Here are some ironic facts as I perceive them:

When the people who attempt to steer this abuser towards the light are not themselves strong enough in their own life value system, they will be sucked into the darkness and might not find their way back to the light.

This is why higher level spiritual or professional therapy is the preferred treatment for any individual who wants to improve their life, rather than reliance upon the opinion of amateur family and friends.

Amateur family and friends who are emotionally entwined usually have these same issues as the person they attempt to help. This is why crisis based generational trauma exists (a topic for another note.)

When these family and friends who have these same issues step in to help the abuser OR the abused, they do so in an attempt to deflect away from their own issues as I explained earlier.

Scapegoating - Singling out one child, employee or member of a group of peers for unmerited negative treatment or blame.

In other words, they often do so in attempt to make themselves look better than the person they to want to help. In fact, these helpful actions make them yet another abuser to the abused, as they use the abused person as a scapegoat to deflect their own thinking errors, i.e., “I’m helping you so I must be OK.”

What is more interesting is that these helpful people usually don’t know they do this for the wrong reasons. Their actions are survival and fear based and are derived from a subconscious level of thought.

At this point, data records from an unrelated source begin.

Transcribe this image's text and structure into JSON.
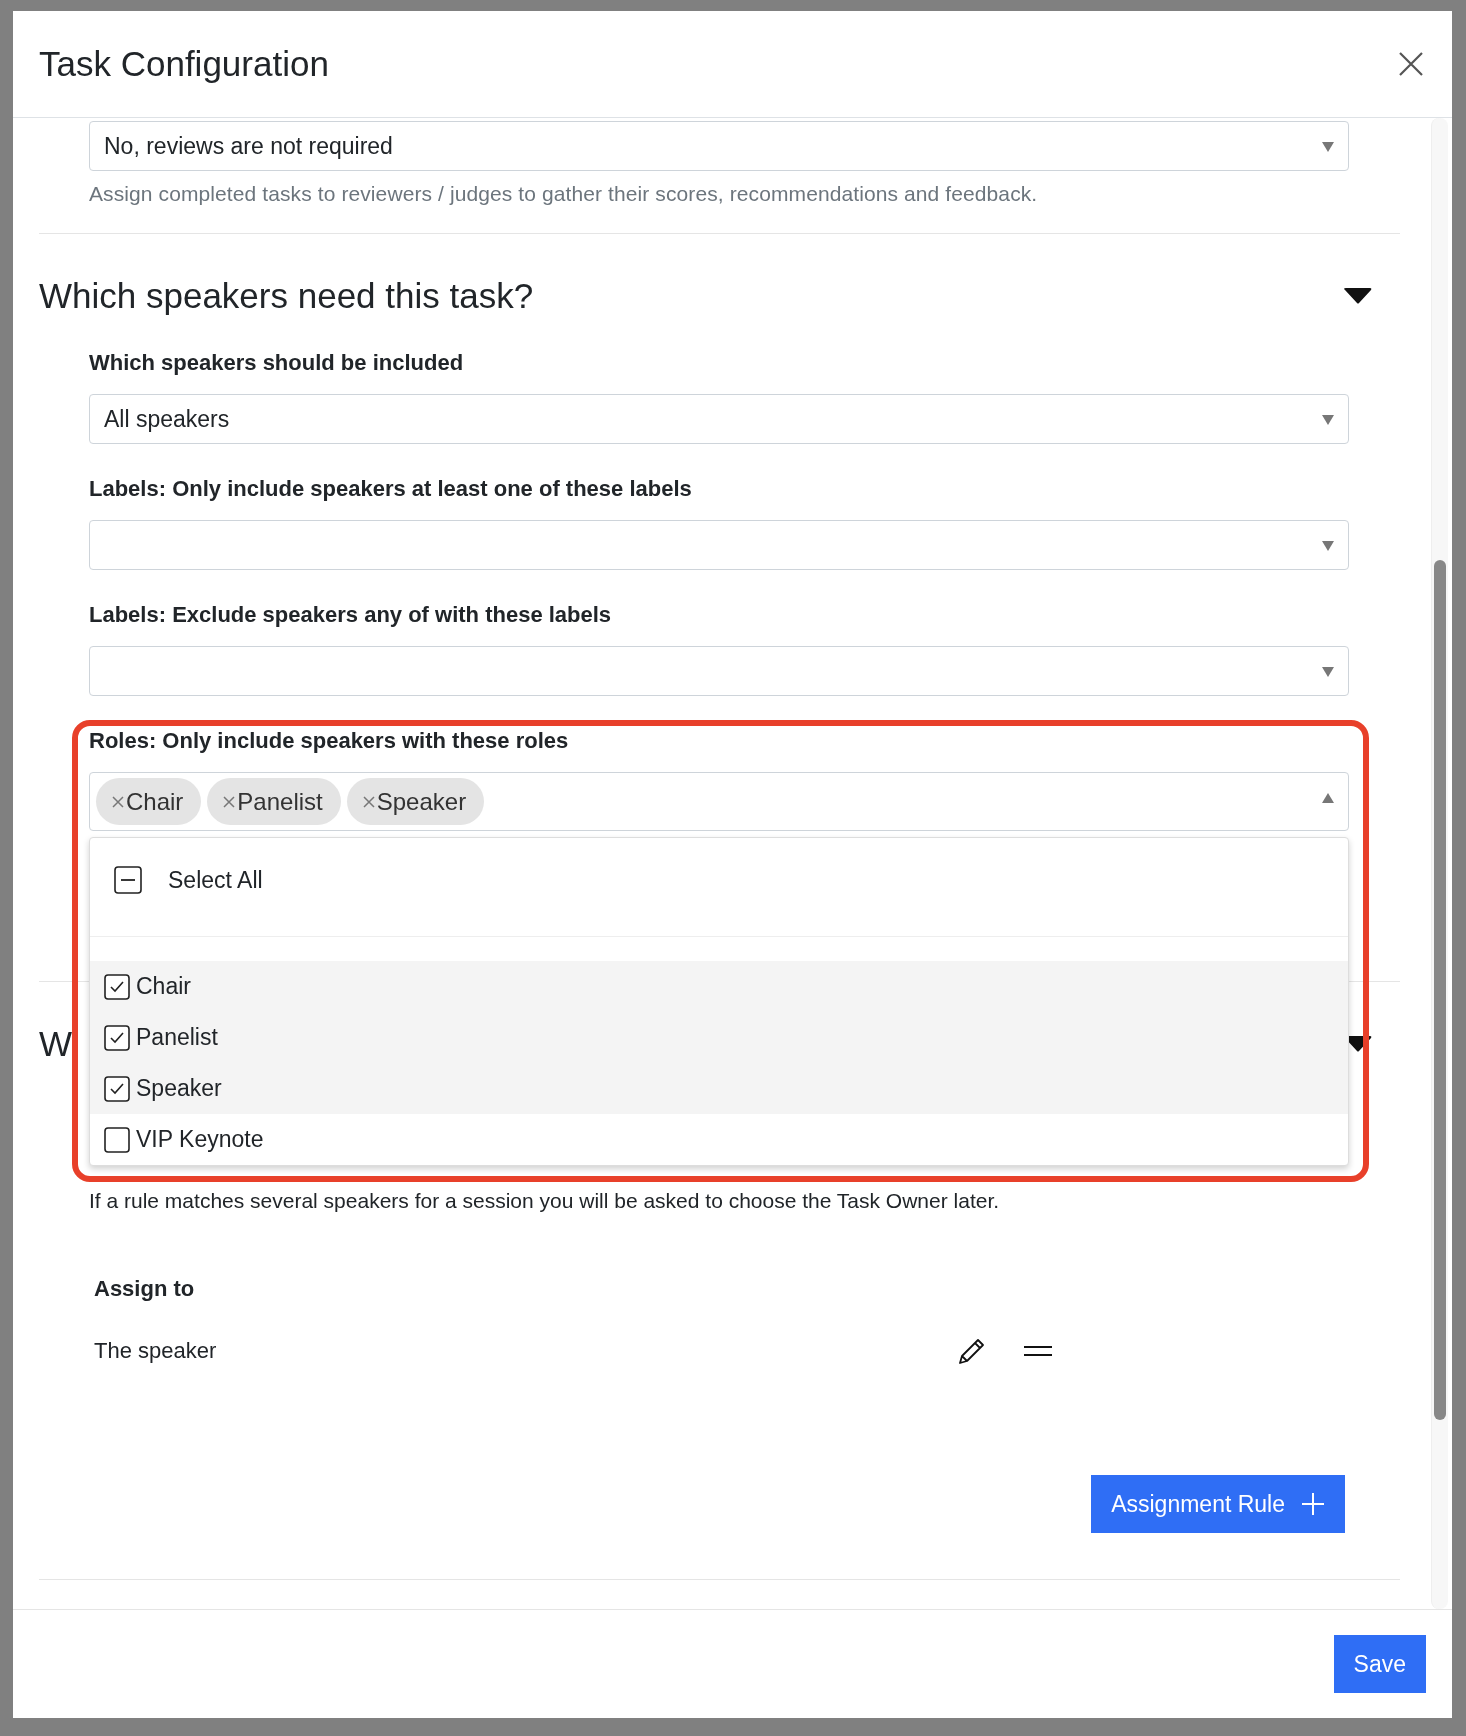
{
  "dialog": {
    "title": "Task Configuration"
  },
  "review": {
    "value": "No, reviews are not required",
    "help": "Assign completed tasks to reviewers / judges to gather their scores, recommendations and feedback."
  },
  "speakers_section": {
    "title": "Which speakers need this task?",
    "expanded": true,
    "fields": [
      {
        "label": "Which speakers should be included",
        "value": "All speakers"
      },
      {
        "label": "Labels: Only include speakers at least one of these labels"
      },
      {
        "label": "Labels: Exclude speakers any of with these labels"
      }
    ],
    "roles": {
      "label": "Roles: Only include speakers with these roles",
      "open": true,
      "highlighted": true,
      "tags": [
        "Chair",
        "Panelist",
        "Speaker"
      ],
      "select_all": {
        "label": "Select All",
        "indeterminate": true
      },
      "options": [
        {
          "label": "Chair",
          "checked": true
        },
        {
          "label": "Panelist",
          "checked": true
        },
        {
          "label": "Speaker",
          "checked": true
        },
        {
          "label": "VIP Keynote",
          "checked": false
        }
      ]
    }
  },
  "next_section": {
    "title": "W",
    "expanded": true,
    "note": "If a rule matches several speakers for a session you will be asked to choose the Task Owner later."
  },
  "assignment": {
    "label": "Assign to",
    "rules": [
      {
        "text": "The speaker"
      }
    ],
    "add_button": "Assignment Rule"
  },
  "footer": {
    "save": "Save"
  }
}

Rarely will a person who needs help willingly seek help when they are pushed into it by a person who uses them as an scapegoat to deflect their own behaviors.

It takes courageous acts of love to correct the damage of loveless acts. —Susan Daniels

In addition, the inclination of some well-meaning family and friends is to hold an abuser in limbo rather than to steer them towards any meaningful or effective outside high-level spiritual or mainstream professional treatment.

This is especially true if the family or friend has something to gain from keeping this individual in limbo. Something to gain can look like fear of loosing love, fear of change, fear of loosing finances, fear of loosing sex, etc. These reasons can go on indefinitely.

For certain, the lack of positive action to help someone who needs it is fear based.

Fear of Abandonment — An irrational belief that one is imminent danger of being personally rejected, discarded or replaced.

Any act or lack of action, based in fear, is a loveless act. This perpetrates generational trauma. And, again this is often unknowingly derived from a subconscious level of thought.

As a result, the people who attempt to steer this abuser towards the light are perceived as the enemy by these family and friends, when in fact, the ones who see the behaviors of this abuser with rational, non-accusation intent are the ones who lovingly offer a path to greater quality of life.